Active TB independently increased the risk of Covid-19 death by 170%, whereas this number is 51% for prior or latent TB.
The consensus report missed a South Africa population study (still in peer-review), arguably the most conclusive evidence that TB is a risk factor for Covid-19 mortality. This study involved 3,460,932 patients, of whom 353,269 had TB and 22,308 had Covid-19. (This study is curated by PubMed, speaking for its validity to some extent.) Adjusting for confounds, they found that active TB increased the risk of Covid-19 death by 170%, whereas this number is 51% for prior or latent TB. (Note: most of those with TB also had HIV, but at least evidence suggests that HIV does not worsen Covid-19 severity.)

TB Vaccine and Covid-19
There is an intriguing correlation between TB vaccination (called BCG) and Covid-19. “Seven of eight countries with very low numbers of total deaths (< 40 per 1 million population) adopted a mandatory BCG vaccination program,” Masayuki Miyasaka, professor emeritus of immunology at Osaka University, wrote in a June review. “In contrast, Covid‐19 mortality was markedly higher in countries where BCG vaccination is not widely administered or is given only to high‐risk groups.”

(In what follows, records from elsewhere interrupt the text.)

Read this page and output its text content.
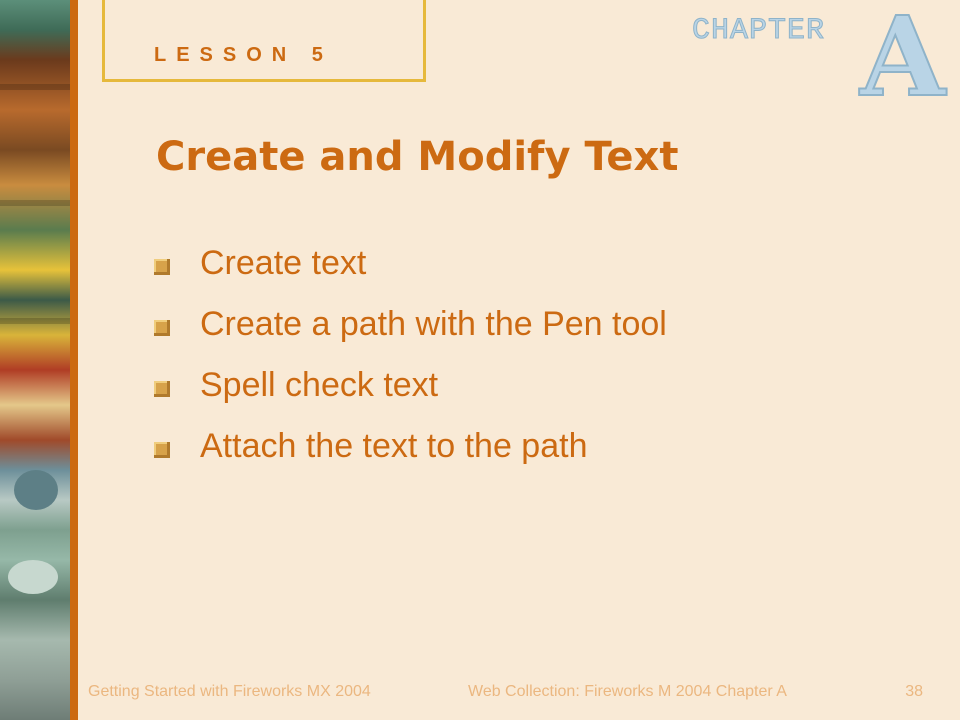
LESSON 5
CHAPTER A
Create and Modify Text
Create text
Create a path with the Pen tool
Spell check text
Attach the text to the path
Getting Started with Fireworks MX 2004	Web Collection: Fireworks M 2004 Chapter A	38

In a more advanced statistical paper in PNAS, researchers at the National Institutes of Health (NIH) in Bethesda calculated that “every 10% increase in the BCG index was associated with a 10.4% reduction in Covid-19 mortality.” And this association is not attributed to socioeconomic or demographic differences between the 21 countries examined.

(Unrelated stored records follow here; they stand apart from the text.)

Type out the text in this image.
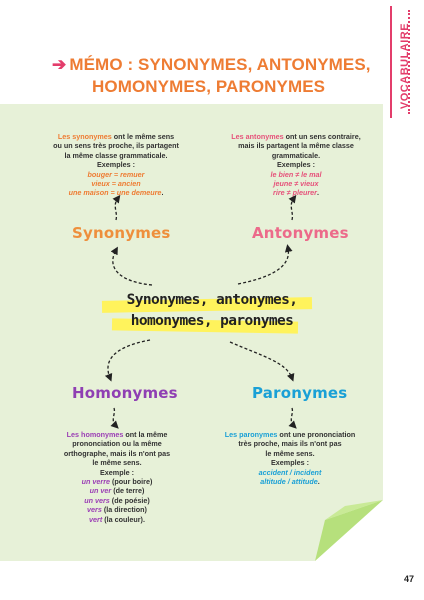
VOCABULAIRE
➔ MÉMO : SYNONYMES, ANTONYMES,
HOMONYMES, PARONYMES
Les synonymes ont le même sens
ou un sens très proche, ils partagent
la même classe grammaticale.
Exemples :
bouger = remuer
vieux = ancien
une maison = une demeure.
Les antonymes ont un sens contraire,
mais ils partagent la même classe
grammaticale.
Exemples :
le bien ≠ le mal
jeune ≠ vieux
rire ≠ pleurer.
Synonymes	Antonymes
Synonymes, antonymes,
homonymes, paronymes
Homonymes	Paronymes
Les homonymes ont la même
prononciation ou la même
orthographe, mais ils n'ont pas
le même sens.
Exemple :
un verre (pour boire)
un ver (de terre)
un vers (de poésie)
vers (la direction)
vert (la couleur).
Les paronymes ont une prononciation
très proche, mais ils n'ont pas
le même sens.
Exemples :
accident / incident
altitude / attitude.
47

TB vaccination called BCG could prevent Covid-19 severity or mortality.
In a US study of 120 patients, those who had BCG vaccination were less likely to develop severe Covid-19 than those without (3.7% vs 15.8%; effects remained after adjusting for comorbidities and demographics). “The finding from our study suggests the potential of BCG in preventing more severe Covid-19,” the study concluded.

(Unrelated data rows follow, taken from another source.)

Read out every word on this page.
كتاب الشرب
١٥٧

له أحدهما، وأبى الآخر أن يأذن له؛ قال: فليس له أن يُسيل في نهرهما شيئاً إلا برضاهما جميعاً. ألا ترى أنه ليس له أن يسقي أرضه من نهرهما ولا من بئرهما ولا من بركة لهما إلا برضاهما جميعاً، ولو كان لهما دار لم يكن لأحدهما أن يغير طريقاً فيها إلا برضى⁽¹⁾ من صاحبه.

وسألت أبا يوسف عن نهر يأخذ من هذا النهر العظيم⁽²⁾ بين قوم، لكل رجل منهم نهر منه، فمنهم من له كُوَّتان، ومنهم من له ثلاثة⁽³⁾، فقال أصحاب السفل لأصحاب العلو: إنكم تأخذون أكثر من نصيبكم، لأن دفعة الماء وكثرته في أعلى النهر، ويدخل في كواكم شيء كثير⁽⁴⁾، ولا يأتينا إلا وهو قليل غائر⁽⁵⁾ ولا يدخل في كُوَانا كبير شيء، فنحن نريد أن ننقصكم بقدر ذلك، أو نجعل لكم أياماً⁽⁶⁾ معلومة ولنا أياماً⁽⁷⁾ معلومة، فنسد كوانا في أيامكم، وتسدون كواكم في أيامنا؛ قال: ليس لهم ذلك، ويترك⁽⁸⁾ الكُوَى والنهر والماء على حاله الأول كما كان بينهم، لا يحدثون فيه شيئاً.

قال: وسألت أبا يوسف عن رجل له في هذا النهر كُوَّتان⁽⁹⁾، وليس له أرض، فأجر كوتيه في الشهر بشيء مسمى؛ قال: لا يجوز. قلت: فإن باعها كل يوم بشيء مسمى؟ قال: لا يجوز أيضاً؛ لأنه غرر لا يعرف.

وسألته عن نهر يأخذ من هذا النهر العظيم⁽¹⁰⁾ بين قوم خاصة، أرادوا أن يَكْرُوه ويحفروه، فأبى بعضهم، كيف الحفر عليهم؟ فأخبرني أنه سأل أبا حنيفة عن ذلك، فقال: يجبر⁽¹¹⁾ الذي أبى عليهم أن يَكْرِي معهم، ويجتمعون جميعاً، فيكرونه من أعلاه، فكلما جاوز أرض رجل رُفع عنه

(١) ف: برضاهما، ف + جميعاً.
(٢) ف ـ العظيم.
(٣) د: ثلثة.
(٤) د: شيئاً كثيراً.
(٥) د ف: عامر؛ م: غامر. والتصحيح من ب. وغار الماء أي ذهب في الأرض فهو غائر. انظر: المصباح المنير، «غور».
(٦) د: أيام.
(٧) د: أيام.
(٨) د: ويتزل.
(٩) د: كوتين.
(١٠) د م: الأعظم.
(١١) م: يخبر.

As follows, regions with a high TB prevalence also seem to suffer more from Covid-19. New York City (NYC), for example, has the highest Covid-19 deaths per capita than other states, and its TB cases are “more than twice as high as the national rate,” the NCY Bureau of Tuberculosis Control reported in 2019. Though it’s important to note that these are correlations that help support the research above that TB is a risk factor for Covid-19.

A Primer on TB
Might undetected TB fueled the 1918 flu and 2019 Covid pandemics? Yes, especially more so during 1918. We may have TB controlled to some degree in this age of antibiotics and vaccines, but it is still a huge global concern for the following reasons (sources: the WHO and CDC):
- TB is a bacterial lung infection, but it may also attack the kidney, spine, and brain. But most infected people have latent TB that do not show symptoms.
- About one-quarter of the global population has latent TB; this number is 13 million in the US. Luckily, latent TB is not contagious (as the bacterium is now inactive) and can be treated with antibiotics.
- Latent TB which reactivates about 5–15% of the time. Risk factors for TB reactivation include those with HIV, diabetes, malnutrition, frequent smoking habits, or other forms of immunosuppression. Other studies have shown that vitamin D deficiency is a risk factor too [ref 1, 2, 3].
- Despite that TB is treatable, multidrug-resistance is a growing concern.
- Despite that TB is preventable with vaccines, they are not widely used and do not guarantee 100% protection.
- Globally, TB is one of the top 10 causes of mortality. TB also outranks HIV as the number one cause of death from a single infectious agent.
TB is already incredibly notorious by itself, not to mention the added burden from co-infection with other respiratory viral infections.
This article is inspired by Mad Mockingbird.